Il a tombé ce matin une de ces pluies fines et tièdes qui répandent dans l'air tant de sérénité, de silence et de parfums. J'ai beaucoup d'affaires aujourd'hui. Eh bien! je me suis cramponné à ce jour où nous sommes; le souvenir m'a enlevé dans ses serres comme le Roc des Mille et une Nuits, et m'a reporté à huit ans en arrière; je me suis enfermé et je t'écris. A demain les choses sérieuses; elles me paraissent trop futiles aujourd'hui. C'est de ce jour, il y a huit ans, mon cher Vatinel, que date notre amitié, qui jusque-là n'avait été qu'une camaraderie de collége; notre amitié, la seule chose aujourd'hui réelle et sérieuse pour moi.

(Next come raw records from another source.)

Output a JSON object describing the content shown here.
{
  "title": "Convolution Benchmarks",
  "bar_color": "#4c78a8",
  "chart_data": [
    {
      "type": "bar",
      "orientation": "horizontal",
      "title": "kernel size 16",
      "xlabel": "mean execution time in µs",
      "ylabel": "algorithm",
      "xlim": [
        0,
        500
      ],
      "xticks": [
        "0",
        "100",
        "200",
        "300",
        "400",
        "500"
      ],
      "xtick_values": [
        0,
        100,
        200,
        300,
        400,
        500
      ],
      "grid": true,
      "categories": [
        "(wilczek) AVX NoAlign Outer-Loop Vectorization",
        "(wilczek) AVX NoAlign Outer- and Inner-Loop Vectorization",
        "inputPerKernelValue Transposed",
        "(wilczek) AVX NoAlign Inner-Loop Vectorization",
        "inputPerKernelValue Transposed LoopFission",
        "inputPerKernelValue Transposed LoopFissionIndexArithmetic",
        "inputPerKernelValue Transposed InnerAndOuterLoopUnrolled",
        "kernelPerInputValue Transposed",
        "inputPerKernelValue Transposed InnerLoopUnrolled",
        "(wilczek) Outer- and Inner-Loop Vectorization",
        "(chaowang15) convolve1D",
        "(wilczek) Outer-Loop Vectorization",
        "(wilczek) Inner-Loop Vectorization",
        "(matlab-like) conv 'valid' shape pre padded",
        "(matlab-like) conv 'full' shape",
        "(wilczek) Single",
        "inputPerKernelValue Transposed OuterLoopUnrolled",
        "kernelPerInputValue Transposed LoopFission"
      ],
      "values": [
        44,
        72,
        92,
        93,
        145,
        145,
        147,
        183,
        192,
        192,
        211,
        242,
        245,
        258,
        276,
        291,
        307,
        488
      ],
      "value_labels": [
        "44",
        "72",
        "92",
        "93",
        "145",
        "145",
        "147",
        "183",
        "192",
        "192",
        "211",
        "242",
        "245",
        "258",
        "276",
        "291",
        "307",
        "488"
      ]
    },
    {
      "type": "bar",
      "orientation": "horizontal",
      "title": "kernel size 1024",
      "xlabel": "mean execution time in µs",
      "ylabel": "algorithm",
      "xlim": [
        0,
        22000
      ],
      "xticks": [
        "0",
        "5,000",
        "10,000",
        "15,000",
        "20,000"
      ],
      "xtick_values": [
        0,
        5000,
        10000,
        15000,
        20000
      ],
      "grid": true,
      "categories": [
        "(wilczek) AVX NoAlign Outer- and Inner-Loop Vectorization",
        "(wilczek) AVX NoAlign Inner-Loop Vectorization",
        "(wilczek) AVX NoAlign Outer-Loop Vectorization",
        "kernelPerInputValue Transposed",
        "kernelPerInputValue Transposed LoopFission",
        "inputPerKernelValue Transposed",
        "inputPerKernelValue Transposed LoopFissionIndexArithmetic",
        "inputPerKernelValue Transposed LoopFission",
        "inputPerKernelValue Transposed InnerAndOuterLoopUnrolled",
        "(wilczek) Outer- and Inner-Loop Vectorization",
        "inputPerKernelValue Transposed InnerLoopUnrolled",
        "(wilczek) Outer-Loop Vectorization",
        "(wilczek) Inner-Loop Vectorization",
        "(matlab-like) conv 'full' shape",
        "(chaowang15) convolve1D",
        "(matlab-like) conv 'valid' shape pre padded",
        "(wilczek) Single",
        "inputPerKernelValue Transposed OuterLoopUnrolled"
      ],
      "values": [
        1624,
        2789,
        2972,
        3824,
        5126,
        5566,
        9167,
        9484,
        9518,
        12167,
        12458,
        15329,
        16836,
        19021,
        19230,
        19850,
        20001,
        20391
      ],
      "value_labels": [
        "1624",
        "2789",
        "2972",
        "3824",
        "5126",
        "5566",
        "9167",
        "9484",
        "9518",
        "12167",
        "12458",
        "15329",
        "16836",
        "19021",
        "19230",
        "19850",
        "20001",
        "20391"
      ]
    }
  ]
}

Ce jour-là, nous étions partis de Lisieux de grand matin pour aller voir mon château de Fousseron. Je me rappelle bien encore la salle de l'auberge où nous avions passé la nuit à Lisieux. De la rue, il fallait descendre trois marches. Un parent, mort depuis quatre mois, m'avait légué sa terre de Fousseron, et nous étions partis de Paris pour la visiter. Te rappelles-tu comme moi de quel crêpe énorme j'avais couvert mon chapeau en l'honneur de ce parent que je n'avais jamais vu? De Paris à Lisieux, nous avions fait les plus beaux projets sur ma terre de Fousseron. Nous étions tout jeunes encore. J'avais vingt ans et tu en avais à peine dix-sept. Nous devions y passer les étés, y chasser à courre; et tu te mettais, à cette idée, à chanter un air de chasse. «Le sanglier!» disais-tu; et nous chantions la fanfare du sanglier; au sanglier succédait le chevreuil, au chevreuil la vue, à la vue les lancés. Et nous perdions la mémoire de nos projets pour épuiser tout notre répertoire de musique de trompe. Tu m'appelais M. de Fousseron, et cela nous faisait étouffer à force de rire. «Je voudrais bien savoir s'il y a des créneaux, messire, me disais-tu, à ton château de Fousseron.—Et un pont-levis, ajoutais-je, et le droit de haute justice, et un colombier.—Ma foi! Robert, disais-tu, tu feras bien de ne pas le faire reconstruire à la moderne.—Je le laisserai tel qu'il sera, répliquai-je, passant comme toi du conditionnel au futur. Tout ce que je demande, c'est qu'il y ait de grandes prairies.—Et un petit courant d'eau.—L'eau est la vie du paysage.—La barque doit être pourrie.—Nous en mettrons une autre. «Je ne répondis pas; je trouvais que tu disais un peu trop nous relativement à ma seigneurie de Fousseron. A Lisieux, nous n'osâmes pas demander des renseignements sur Fousseron, et nous ne dîmes même pas dans l'auberge où nous avions couché de quel côté nous dirigions nos pas. Nous sortîmes de la ville du côté opposé à Paris, et nous demandâmes au premier paysan: le rustre ne connaissait pas Fousseron. «Vous n'êtes peut-être pas du pays?—Si vrai ben.—Pas depuis longtemps?—Mon père y est né et défunt.» Un second ne connaissait pas davantage Fousseron. Un troisième, un quatrième, n'étaient pas plus savants. Enfin, une vieille femme nous dit: «Prenez le chemin en montant, allez jusqu'à la ferme sur la droite, et, là, vous demanderez.»